Wednesday, July 24, 2013

The Worst Slaughter is Dishonor




This image is courtesy of the talented photographer/storyteller/troubadour
Jordan Bower, whose account of his walk from Canada to Mexico I have been
reading with great interest. His account of his journey is at
http://www.walkingtomexico.com/
and his website is at jordanbower.com
Also check out his Facebook group at 


I stumbled across the Walking to Mexico site in the way I often stumble into serendipitous things, I no longer remember how. Anyway, I thought it was a wonderful story in words and pictures. I am not much of a people person myself but it is clear Jordan is very much one and loves to find people and their stories. In the way stories often do, they reveal people in all their peculiarity and eccentricity, and yet with love and connection. I am still working my way through his account of his trip, I recommend following his journey yourself.

I guess this is part of my nature, when I saw his pictures of people I smiled a moment and moved on. Even when there was a bit of sadness mixed with the stories, I nodded and moved on. When I saw this picture, the one above, something else happened. A feeling like being punched in the gut. Grief.
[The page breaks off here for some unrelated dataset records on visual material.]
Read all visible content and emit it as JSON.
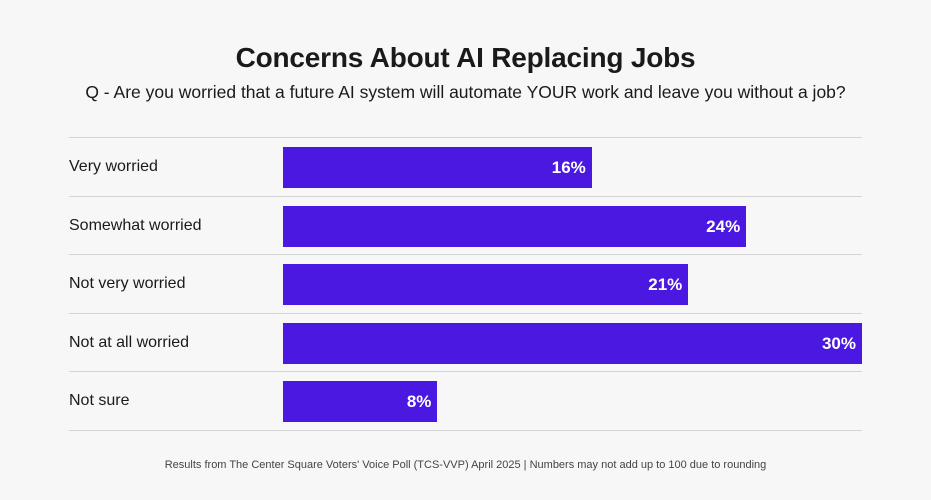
{
  "chart_data": {
    "type": "bar",
    "orientation": "horizontal",
    "title": "Concerns About AI Replacing Jobs",
    "subtitle": "Q - Are you worried that a future AI system will automate YOUR work and leave you without a job?",
    "categories": [
      "Very worried",
      "Somewhat worried",
      "Not very worried",
      "Not at all worried",
      "Not sure"
    ],
    "values": [
      16,
      24,
      21,
      30,
      8
    ],
    "value_labels": [
      "16%",
      "24%",
      "21%",
      "30%",
      "8%"
    ],
    "xlim": [
      0,
      30
    ],
    "xlabel": "",
    "ylabel": "",
    "grid": false,
    "bar_color": "#4a18e0",
    "footer": "Results from The Center Square Voters' Voice Poll (TCS-VVP) April 2025 | Numbers may not add up to 100 due to rounding"
  }
}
I like everyone else use wood. I would like to use as little of it by way of felling trees as I can, but I use dead trees every day. It is a peculiarity of my situation that I am compelled to feed on those I do genuinely love, and to benefit from their deaths. I love trees, more than I love perhaps anything. They are not scenery to me, they are beings, and my friends. There are some trees that I can walk up to and immediately there is the feeling, bam, you like me. Like some animals, some dogs or cats, you know right away they like you. I like them too. I talk to trees, call me crazy. Some others are a little aloof, austere, solemn, they are all different. There was this live oak tree that I got this feeling from yesterday as I was walking, just an immediate "Hi how are you!!" feeling. I know that this immediately gets me labeled a fruitcake by most people, which I no longer take as a badge of honor as I once did. It makes me sad, not that they think less of me, but that they think less of them. They think less of my friends. I am nothing, disrespect me all you like, but when you disrespect a tree you disrespect life itself

Anyway, this picture to me was like getting hit in the stomach, and not because I don't think that we need wood sometimes, but because all this death was not honored in any way. A genocide is not sad merely because of the death, death is a part of life. It is because the life is not honored, that there is no respect for the fact that a life was ended for our needs or more often our mere desires. Dehumanization is an essential part of any human genocide, and depersonalization or de-sanctification is an essential part of the genocide we commit against nature every day. These trees were not merely killed. Their lives and deaths were not honored. Like human beings of Jewish descent turned into soap or lampshades by the Nazis, it's the same thing, and it is inherently unholy. Respect is more important even than awe or wonder in any proper religion, and there was no respect here. Neither those who killed nor those who will use nor those who will profit most by this killing gave any respect, or considered the lives they took holy. 

Perhaps in some way I can redress this wrong thanks to Jordan's picture: I acknowledge your lives, my brothers. You were holy to me, though I never met you.

I hate this word, shaman, but people always imagine that a shaman is someone who has all these kewl powers and lives an interesting if slightly spooky life far apart from normalcy. They never think, that if there are any powers they are not his but come from his relationship with his friends, and his relationship with these friends can be a source of immense grief when they are hurt in any way. Which they are. They are being hurt all the time. Worse, the suffering isn't even acknowledged by those who cause it. There was a scandal in the art world awhile back when a painting of the Virgin Mary was decorated with dung, and many Christians were very insulted. Well, people shit on my holy things every god damn day.

To be a shaman, if that name has any meaning, means to feel the grief of the world and the suffering of every thing that lives. Those are my kin, stacked there, and their sacrifice was not honored by those who committed it. Our magic, which is very real, is not Harry Potter. It is made of love and tears.

If I speak in the tongues of men or of angels, but do not have love, 
I am only a resounding gong or a clanging cymbal.  
If I have the gift of prophecy and can fathom all mysteries and all knowledge,
 and if I have a faith that can move mountains, but do not have love, 
I am nothing. If I give all I possess to the poor and give over my body to
hardship that I may boast, but do not have love, I gain nothing....

...love never fails. But where there are prophecies, they will cease; 
where there are tongues, they will be stilled; where there is knowledge,
it will pass away. For we know in part and we prophesy in part, 
but when completeness comes, what is in part disappears. 
When I was a child, I talked like a child, I thought like a child, I reasoned like a child.
When I became a man, I put the ways of childhood behind me. 
For now we see only a reflection as in a mirror; then we shall see face to face.
Now I know in part; then I shall know fully, even as I am fully known.

And now these three remain: faith, hope and love. But the greatest of these is love.